Bundestagswahl

Briloner Roman-Herzog-Schüler machen bei Juniorwahl mit

Bei der Juniorwahl haben die Schüler der Oberstufe das Stimmrecht und erleben ihre erste Bundestagswahl.

Bei der Juniorwahl haben die Schüler der Oberstufe das Stimmrecht und erleben ihre erste Bundestagswahl.

Foto: Lennart Filthuth

Altenbüren  Es ist wie bei einer echten Wahl - mit Stimmzettel, Urne und Plakaten. Bei der Juniorwahl können Schüler eine Wahlteilnahme simulieren.

„Zweimal so falten und warten, bis die Wahlkabine frei ist.“ Fabian ist Schüler der 9. Klasse an der Roman-Herzog-Schule in Altenbüren – und Wahlhelfer. Bei der Juniorwahl des Deutschen Bundestags ist er aktiv am Geschehen beteiligt und erklärt gemeinsam mit Adrian, ebenfalls Wahlhelfer, seinen Mitschülern das Verfahren. Die Juniorwahl ermöglicht es Jugendlichen an weiterführenden Schulen, eine Wahl zu simulieren. Der Teilstandort Altenbüren ist eine von 556 Schulen in NRW, die an der Initiative teilnimmt.

Intensive Vorbereitungen

„Seit Schulbeginn bereiten wir uns intensiv vor“, erzählt Lehrerin Heike Eckermann. Sie beaufsichtigt gemeinsam mit Kollegin Petra Gaida den schulinternen Wahlraum. Zum ersten Mal sei die Schule beim Projekt dabei. Beide sind begeistert: „Es ist wunderbar organisiert vom Deutschen Bundestag“, so Eckermann. Den teilnehmenden Schulen wird alles Nötige zur Verfügung gestellt: Wahlbenachrichtigung, Wahlurne und -kabine sowie Stimmzettel des entsprechenden Wahlkreises gehören zum Paket.

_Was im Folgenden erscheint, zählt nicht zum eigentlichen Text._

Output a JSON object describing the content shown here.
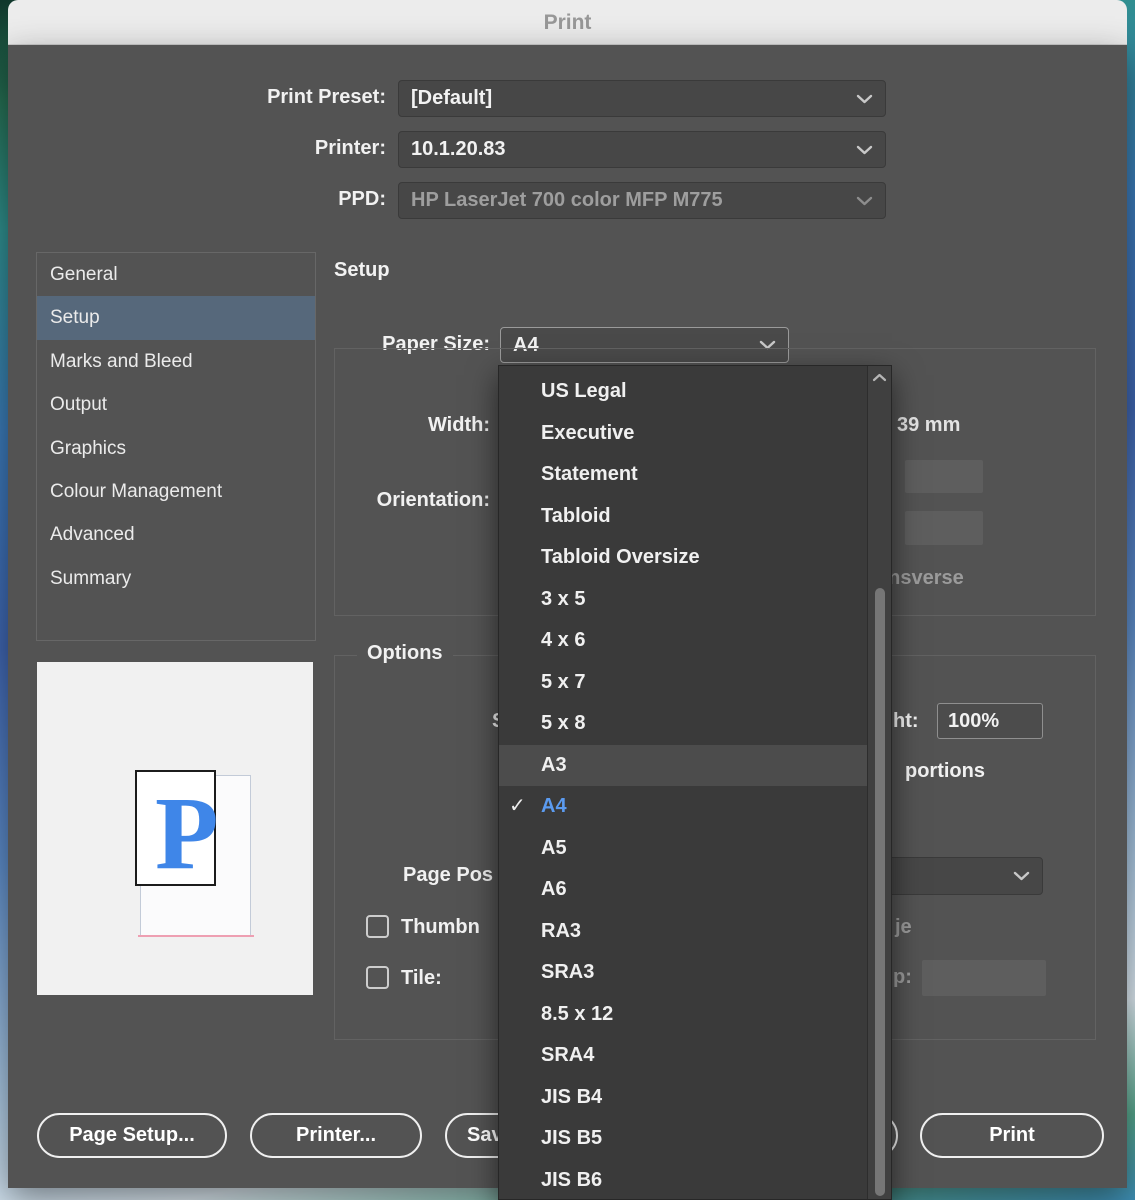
{
  "window": {
    "title": "Print"
  },
  "form": {
    "print_preset": {
      "label": "Print Preset:",
      "value": "[Default]"
    },
    "printer": {
      "label": "Printer:",
      "value": "10.1.20.83"
    },
    "ppd": {
      "label": "PPD:",
      "value": "HP LaserJet 700 color MFP M775"
    }
  },
  "sidebar": {
    "items": [
      "General",
      "Setup",
      "Marks and Bleed",
      "Output",
      "Graphics",
      "Colour Management",
      "Advanced",
      "Summary"
    ],
    "selected": "Setup"
  },
  "setup": {
    "section_title": "Setup",
    "paper_size_label": "Paper Size:",
    "paper_size_value": "A4",
    "width_label": "Width:",
    "height_value_partial": "39 mm",
    "orientation_label": "Orientation:",
    "transverse_partial": "ansverse",
    "options_title": "Options",
    "scale_partial": "S",
    "height_label_partial": "ht:",
    "scale_height_value": "100%",
    "proportions_partial": "portions",
    "page_position_partial": "Page Pos",
    "thumbnails_partial": "Thumbn",
    "per_page_partial": "je",
    "tile_label": "Tile:",
    "overlap_partial": "p:"
  },
  "paper_size_menu": {
    "checkmark": "✓",
    "items": [
      "US Legal",
      "Executive",
      "Statement",
      "Tabloid",
      "Tabloid Oversize",
      "3 x 5",
      "4 x 6",
      "5 x 7",
      "5 x 8",
      "A3",
      "A4",
      "A5",
      "A6",
      "RA3",
      "SRA3",
      "8.5 x 12",
      "SRA4",
      "JIS B4",
      "JIS B5",
      "JIS B6"
    ],
    "highlighted_item": "A3",
    "checked_item": "A4"
  },
  "preview": {
    "letter": "P"
  },
  "buttons": {
    "page_setup": "Page Setup...",
    "printer": "Printer...",
    "save_partial": "Sav",
    "print": "Print"
  },
  "colors": {
    "accent_blue": "#5b9bf0",
    "selected_row": "#56687b"
  }
}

Heike Eckermann: „Uns ist wichtig, dass die Schüler den Ablauf einer Wahl kennenlernen und wir ihnen so Demokratie beibringen.“ Im Unterricht gestalteten die 14- bis 17-jährigen Schüler beispielsweise Plakate zu den einzelnen Parteien. „Wir haben uns gefragt: Was sagen die Parteien zum Beispiel zur Familienpolitik oder der Flüchtlingskrise“, erklärt sie. Dafür habe man mit den 48 Schülern fächerübergreifend in Gruppen gearbeitet. Im „Wahlflur“ hängen die Plakate und andere Arbeiten der Schüler an der Wand. Doch alle sind bereits entschlossen und schauen vor dem Kreuzchensetzen nicht noch einmal darauf.

Echte Wahlverhältnisse

Wie bei der offiziellen Wahl am Sonntag ist ein bestimmter Zeitraum ausgeschrieben. Ab 8.30 Uhr verschwindet ein Schüler nach dem anderen kurzzeitig in der Wahlkabine, um danach seinen Stimmzettel in die versiegelte Wahlurne zu werfen. Ein Schüler vergisst seine Wahlbenachrichtigung im Klassenraum und muss zurücklaufen, um sie zu holen. Schließlich achten die Wahlhelfer ganz genau darauf, dass alles korrekt abläuft. Erst dann setzt Adrian ein Häkchen hinten den Namen. Ein weiterer möchte die bedruckte Seite des Stimmzettels nach außen knicken. „Mach das lieber andersrum, sonst sieht man, wen du gewählt hast“, meint Fabian.

Spannender Ablauf

Heike Eckermann und Petra Gaida müssen kaum einschreiten, die Schüler haben alles im Griff. „Sie waren alle von Anfang an interessiert und sehr aufgeschlossen“, freut sich Gaida. „Es gab einige Diskussionen um die Parteien. Das war schon sehr spannend. Die Schüler haben sich kritisch damit auseinandergesetzt.“ Auch Sarah aus dem 10. Jahrgang hat Spaß am Projekt: „Es war spannend zu sehen, wie alles abläuft“, sagt sie.

Die Stimmzettel werten die beiden Kolleginnen nach der Wahl aus. „Online geben wir die Ergebnisse ein und am Sonntag wird um 18 Uhr alles bekanntgegeben“, so Heike Eckermann. Dann sehen die Schüler der Roman-Herzog-Schule, inwiefern ihre Resultate mit denen der Bundestagswahl übereinstimmen. „Im Unterricht arbeiten wir in der nächsten Woche alles auf“, so Eckermann. Egal, welche Parteien in der Juniorwahl vorne liegen – die praktische Erfahrung für die erste richtige Wahl ist den Jugendlichen sicher.